Have no fear, little flock. Jesus refers to us as a little flock, which is cute and diminutive. I don’t hate it. Actually, I love thinking of us as sweet wooly sheep with a gentle Shepherd guiding us. Even so, this little flock is the recipient of God’s dominion.

This flock is the recipient of God’s dominion. Meaning, God is here, we have what we need and not only is a new world that I first experienced at Camp Wapo possible, it is being born.

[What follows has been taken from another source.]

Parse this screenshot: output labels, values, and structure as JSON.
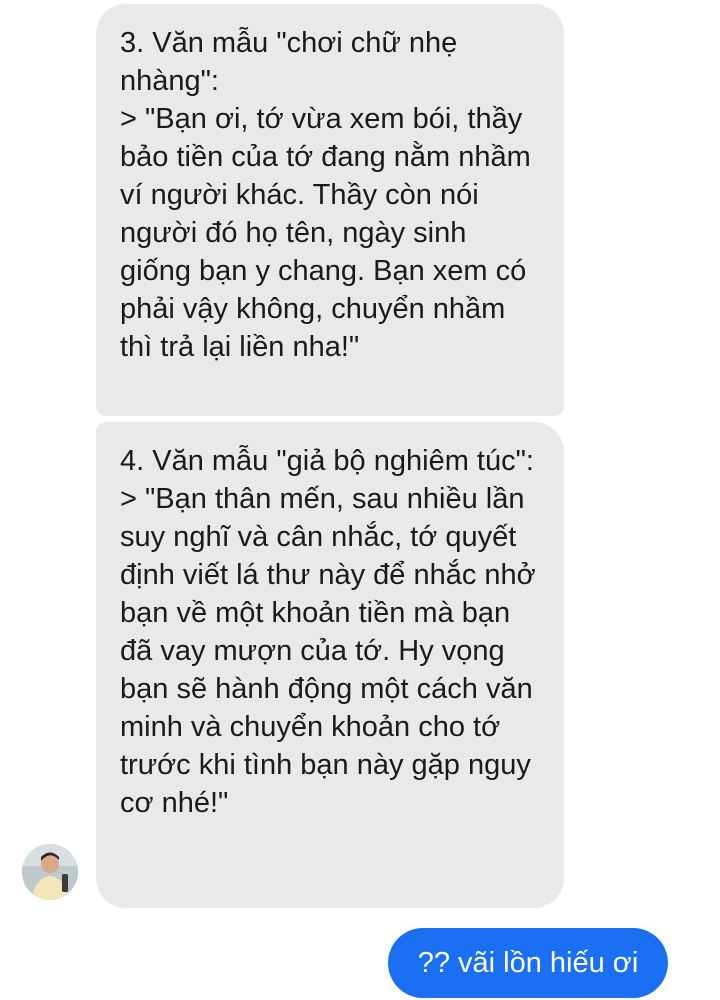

It is being born despite of all those things that we are terrified might happen. Despite all the fear and anxiety that we carry around. Despite all of that, this world is at hand.

Here is how I know.

This week, Gloria Dei folks joined other volunteers and built a house with Habitat for Humanity.

A group of quilters met and worked on community art pieces we call quilts, which make the world cozier and warmer.

Many of you prayed for people. Others vulnerably asked for prayer.

People showed up and without fanfare, tended the gardens here, picked veggies to be shared with neighbors at Neighborhood House, watered flowers.

An Eagle Scout worked with his troop and contributed 100 new plants to our rain garden area.

Others resisted isolation and came together for coffee, for connection, to study God’s word, to exercise together.

I know most of you likely picked up a postcard on from our Beacon Housing folks to mail to our representatives reminding them that we want affordable housing.

We all set aside other plans to gather up this morning to hear ancient stories like the one from Genesis where a man who had one foot in the grave—was all but dead—but God made good on the promise that he and his wife would have as many descendants as there are stars in the sky, as many as grains of sand on the beach. Can you imagine? And new life sprung from within their lives and just kept springing.

And. 30 campers joined a camp full of kids to joyfully scream-sing a new world into being. This is the Kingdom of God. This is the flourishing.

Have no fear, Gloria Dei. It is God’s good pleasure to give you the kingdom.